Es gibt auch eine Schattenseite. Das verbreitete Klischee, dass im Osten viel Wodka getrunken wird, ist nicht aus der Luft gegriffen. Überall, wo ich hinkomme, wird gerne und viel getrunken. Und als Gast fühle ich mich oft verpflichtet, mitzuhalten. Das ist mehr als gewöhnungsbedürftig. Der maßlose Alkoholkonsum, auf den ich hier bei vielen Menschen treffe, stößt mich ab. Auf meinen Reisen gibt es immer häufiger Situationen, in denen ich mich frage, was ich eigentlich in diesem fremden Land suche.

Im Sommer 2013 begleite ich eine Gruppe deutscher Jugendlicher mit der Kamera in die weißrussische Provinz. Im Rahmen eines Hilfsprojekts verbringen sie ihre Ferien damit, die Häuser älterer Menschen auf dem Land zu renovieren. Es sind alte Frauen und Männer, die den Zweiten und manchmal sogar noch den Ersten Weltkrieg selbst erlebt haben. Nun stehen wieder Deutsche vor ihrer Tür, diesmal mit guten Absichten. Es sind besondere Begegnungen, die viel in mir aufwühlen. Da ist ein alter, kränkelnder Mann, der uns unter Tränen erzählt, dass ihn der Dienst in der Roten Armee seine ganze Jugend gekostet hat. Und da ist die resolute Katja, eine 90-jährige Frau, die allein in einem verlassenen Dorf lebt, sich noch selbst versorgt und uns lachend erzählt, wie sie mit den deutschen Offizieren im Krieg getanzt habe. Was damals noch so alles passiert ist, lässt sie aus. Nachdem die Jugendlichen unter ihren genauen Anweisungen ihr Haus gestrichen haben, bekommen sie Rühreier mit Speck und dürfen an ihrem Wodka nippen. Nirgends in der Provinz bekommen wir Vorwürfe zu hören. Mich wundert das.
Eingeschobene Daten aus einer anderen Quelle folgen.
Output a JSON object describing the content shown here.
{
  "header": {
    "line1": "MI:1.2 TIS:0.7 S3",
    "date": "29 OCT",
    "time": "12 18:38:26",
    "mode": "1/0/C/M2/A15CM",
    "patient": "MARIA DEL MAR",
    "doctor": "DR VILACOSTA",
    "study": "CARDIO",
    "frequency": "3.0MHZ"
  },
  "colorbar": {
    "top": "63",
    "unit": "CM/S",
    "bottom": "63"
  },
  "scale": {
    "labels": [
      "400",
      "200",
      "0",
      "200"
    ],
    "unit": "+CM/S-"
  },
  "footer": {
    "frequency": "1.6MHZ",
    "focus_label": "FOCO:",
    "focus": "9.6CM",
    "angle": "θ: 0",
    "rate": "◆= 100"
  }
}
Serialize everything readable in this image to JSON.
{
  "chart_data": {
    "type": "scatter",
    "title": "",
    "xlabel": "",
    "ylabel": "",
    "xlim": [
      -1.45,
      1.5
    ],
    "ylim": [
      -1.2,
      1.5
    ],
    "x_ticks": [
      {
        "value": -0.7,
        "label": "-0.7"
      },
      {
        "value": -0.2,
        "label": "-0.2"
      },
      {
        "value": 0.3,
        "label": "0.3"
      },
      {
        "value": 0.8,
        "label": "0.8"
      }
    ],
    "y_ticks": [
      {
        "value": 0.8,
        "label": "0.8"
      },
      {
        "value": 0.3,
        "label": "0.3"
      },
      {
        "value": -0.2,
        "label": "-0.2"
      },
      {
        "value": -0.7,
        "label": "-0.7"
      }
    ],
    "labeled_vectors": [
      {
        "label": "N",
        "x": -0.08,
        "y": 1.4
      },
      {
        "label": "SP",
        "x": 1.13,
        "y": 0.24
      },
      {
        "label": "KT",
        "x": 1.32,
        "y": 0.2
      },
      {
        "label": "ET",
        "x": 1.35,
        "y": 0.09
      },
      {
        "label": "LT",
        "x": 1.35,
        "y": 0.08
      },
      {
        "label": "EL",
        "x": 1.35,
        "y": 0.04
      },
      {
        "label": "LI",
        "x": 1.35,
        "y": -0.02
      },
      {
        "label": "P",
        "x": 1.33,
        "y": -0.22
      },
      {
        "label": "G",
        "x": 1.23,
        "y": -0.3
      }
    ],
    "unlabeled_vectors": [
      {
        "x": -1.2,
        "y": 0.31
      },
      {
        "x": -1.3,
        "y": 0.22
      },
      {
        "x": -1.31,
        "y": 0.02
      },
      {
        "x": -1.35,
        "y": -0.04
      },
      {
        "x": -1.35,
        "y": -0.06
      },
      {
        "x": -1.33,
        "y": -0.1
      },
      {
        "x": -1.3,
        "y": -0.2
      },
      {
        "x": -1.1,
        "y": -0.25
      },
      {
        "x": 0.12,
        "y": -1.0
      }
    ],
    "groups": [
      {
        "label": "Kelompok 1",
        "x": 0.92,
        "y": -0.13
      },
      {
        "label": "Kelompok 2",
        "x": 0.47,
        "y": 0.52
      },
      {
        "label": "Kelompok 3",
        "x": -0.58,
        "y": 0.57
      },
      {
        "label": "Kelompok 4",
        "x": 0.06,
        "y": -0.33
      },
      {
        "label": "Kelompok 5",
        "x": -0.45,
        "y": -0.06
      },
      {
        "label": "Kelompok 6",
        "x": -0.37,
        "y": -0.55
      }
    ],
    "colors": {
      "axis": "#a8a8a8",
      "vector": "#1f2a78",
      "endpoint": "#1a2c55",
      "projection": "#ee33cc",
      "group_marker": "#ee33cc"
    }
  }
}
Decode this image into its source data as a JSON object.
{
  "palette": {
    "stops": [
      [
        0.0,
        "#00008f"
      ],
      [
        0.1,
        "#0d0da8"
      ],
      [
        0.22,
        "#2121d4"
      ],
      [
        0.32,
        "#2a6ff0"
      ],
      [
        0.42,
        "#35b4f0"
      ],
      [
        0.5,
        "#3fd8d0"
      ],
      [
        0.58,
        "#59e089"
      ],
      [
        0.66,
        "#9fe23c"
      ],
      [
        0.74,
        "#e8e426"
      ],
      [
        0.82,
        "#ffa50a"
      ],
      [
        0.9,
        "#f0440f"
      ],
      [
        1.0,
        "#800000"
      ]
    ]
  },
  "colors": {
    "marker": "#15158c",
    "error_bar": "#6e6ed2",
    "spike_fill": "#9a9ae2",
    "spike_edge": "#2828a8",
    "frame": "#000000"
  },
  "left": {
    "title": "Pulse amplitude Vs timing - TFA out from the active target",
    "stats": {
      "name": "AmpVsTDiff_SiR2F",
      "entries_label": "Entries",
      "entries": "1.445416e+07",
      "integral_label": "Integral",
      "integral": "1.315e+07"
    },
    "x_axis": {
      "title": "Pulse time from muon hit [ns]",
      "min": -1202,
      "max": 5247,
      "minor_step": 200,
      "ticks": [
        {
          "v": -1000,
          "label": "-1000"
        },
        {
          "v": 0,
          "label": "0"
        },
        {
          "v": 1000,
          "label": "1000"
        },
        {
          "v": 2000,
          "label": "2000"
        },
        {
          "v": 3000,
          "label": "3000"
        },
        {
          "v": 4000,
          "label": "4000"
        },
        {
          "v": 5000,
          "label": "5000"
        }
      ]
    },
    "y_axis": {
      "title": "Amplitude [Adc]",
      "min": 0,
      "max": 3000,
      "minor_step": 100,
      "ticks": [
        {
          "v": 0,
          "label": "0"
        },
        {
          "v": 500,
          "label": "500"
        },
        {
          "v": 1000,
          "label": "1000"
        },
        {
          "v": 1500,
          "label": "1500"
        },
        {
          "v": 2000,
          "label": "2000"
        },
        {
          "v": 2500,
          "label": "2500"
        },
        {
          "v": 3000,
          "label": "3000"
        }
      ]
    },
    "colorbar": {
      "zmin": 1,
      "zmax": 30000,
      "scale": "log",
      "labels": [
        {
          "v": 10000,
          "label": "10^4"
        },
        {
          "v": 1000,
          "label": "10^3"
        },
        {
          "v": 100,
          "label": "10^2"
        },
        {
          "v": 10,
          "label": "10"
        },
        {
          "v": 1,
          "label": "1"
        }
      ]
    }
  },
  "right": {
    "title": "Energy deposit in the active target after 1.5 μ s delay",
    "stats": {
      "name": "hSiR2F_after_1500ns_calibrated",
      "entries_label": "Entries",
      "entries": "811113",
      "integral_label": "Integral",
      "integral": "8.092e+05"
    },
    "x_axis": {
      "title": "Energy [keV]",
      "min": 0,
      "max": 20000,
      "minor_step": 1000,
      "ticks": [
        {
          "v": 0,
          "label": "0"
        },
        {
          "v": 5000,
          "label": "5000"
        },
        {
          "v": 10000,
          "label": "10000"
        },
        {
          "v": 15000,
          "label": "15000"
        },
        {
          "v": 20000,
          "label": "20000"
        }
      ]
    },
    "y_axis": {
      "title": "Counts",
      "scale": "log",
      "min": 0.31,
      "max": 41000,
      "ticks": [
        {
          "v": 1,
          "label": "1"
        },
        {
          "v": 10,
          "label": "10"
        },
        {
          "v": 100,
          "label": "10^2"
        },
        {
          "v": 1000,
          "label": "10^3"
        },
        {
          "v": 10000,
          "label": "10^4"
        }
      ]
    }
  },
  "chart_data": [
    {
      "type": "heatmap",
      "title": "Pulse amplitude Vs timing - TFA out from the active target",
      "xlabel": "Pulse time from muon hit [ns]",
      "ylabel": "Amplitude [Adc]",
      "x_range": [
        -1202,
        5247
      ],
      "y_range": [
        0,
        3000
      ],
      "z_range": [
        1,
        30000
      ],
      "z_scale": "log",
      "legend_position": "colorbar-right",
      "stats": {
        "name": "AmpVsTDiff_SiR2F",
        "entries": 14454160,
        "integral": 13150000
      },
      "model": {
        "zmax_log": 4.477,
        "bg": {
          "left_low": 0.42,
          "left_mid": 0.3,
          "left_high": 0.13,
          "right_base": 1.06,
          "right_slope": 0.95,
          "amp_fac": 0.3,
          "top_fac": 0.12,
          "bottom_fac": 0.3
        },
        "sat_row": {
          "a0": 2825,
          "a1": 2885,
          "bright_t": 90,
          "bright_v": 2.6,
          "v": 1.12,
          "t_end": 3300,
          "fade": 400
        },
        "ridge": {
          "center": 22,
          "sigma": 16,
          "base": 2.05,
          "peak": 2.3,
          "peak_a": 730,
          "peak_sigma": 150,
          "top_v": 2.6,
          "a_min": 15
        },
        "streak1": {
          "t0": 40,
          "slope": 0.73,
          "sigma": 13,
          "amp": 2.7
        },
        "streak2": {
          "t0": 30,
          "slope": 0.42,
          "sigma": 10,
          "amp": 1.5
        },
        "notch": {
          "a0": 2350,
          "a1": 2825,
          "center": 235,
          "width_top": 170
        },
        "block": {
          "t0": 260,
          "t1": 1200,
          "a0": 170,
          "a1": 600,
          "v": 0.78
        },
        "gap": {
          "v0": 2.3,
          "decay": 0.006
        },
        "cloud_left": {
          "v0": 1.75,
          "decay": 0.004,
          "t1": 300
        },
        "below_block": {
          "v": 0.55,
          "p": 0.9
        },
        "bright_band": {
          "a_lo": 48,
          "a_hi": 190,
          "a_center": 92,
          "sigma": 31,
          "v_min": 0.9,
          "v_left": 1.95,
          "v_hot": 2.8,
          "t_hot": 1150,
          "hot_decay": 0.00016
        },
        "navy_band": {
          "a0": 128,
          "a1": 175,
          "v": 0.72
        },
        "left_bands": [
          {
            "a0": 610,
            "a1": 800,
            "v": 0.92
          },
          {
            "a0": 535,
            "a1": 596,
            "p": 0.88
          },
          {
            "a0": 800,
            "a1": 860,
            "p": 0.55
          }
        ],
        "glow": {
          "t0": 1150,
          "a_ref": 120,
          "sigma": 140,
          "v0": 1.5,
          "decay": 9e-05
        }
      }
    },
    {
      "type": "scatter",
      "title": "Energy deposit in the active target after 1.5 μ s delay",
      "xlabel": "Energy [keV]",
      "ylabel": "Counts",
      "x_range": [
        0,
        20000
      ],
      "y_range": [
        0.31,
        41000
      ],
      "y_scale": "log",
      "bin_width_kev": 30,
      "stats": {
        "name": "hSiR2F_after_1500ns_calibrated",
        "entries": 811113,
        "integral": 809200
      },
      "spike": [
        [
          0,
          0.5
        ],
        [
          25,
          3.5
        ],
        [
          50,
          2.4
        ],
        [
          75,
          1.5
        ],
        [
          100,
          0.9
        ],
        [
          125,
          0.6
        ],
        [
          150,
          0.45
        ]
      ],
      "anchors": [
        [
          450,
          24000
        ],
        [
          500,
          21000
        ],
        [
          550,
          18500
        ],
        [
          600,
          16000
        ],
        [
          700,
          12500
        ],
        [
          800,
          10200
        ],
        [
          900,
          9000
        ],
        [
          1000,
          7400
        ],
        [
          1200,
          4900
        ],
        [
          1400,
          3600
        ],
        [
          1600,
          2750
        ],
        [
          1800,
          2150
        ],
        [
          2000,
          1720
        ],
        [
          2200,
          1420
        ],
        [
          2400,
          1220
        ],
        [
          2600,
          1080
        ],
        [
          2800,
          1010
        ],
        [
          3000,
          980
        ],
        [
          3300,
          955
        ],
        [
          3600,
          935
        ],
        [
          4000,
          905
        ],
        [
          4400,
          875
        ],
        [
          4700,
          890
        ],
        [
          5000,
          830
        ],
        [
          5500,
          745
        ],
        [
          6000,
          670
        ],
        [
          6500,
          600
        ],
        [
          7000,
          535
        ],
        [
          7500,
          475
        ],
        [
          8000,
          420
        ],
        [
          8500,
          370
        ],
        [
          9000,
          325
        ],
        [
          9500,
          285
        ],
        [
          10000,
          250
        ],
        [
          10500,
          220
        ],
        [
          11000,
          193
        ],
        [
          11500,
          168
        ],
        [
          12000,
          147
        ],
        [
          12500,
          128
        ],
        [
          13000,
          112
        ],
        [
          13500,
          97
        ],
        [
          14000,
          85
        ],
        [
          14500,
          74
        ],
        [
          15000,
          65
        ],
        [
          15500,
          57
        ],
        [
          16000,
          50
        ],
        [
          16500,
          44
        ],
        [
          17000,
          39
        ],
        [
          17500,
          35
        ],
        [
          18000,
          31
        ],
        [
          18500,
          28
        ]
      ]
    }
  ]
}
Während der Dreharbeiten taucht ein starkes inneres Bild in mir auf. Eines Morgens, als ich meine Kamera für den Dreh richte, sehe ich mich vor meinem inneren Auge selbst als Soldat, der sein Gewehr zusammensetzt und sich bereit macht, in den Kampf zu ziehen. Als ich an diesem Tag mein Objektiv auf die Menschen richte, die wir teilweise ganz spontan in ihren Häusern besuchen, komme ich mir wie ein Eindringling vor. Wie wir mit unserer großen Reisegruppe und dem Filmteam bei den Menschen eintreffen, wirkt auf mich wie eine erneute Invasion. Und das, obwohl wir mit guten Absichten hier sind.

Auf dieser Reise denke ich oft an meine Großväter, und plötzlich taucht die Frage in mir auf, ob sie wohl auch hier waren, in diesem Land. Ist das der Grund, warum es mich immer wieder hier hinzieht?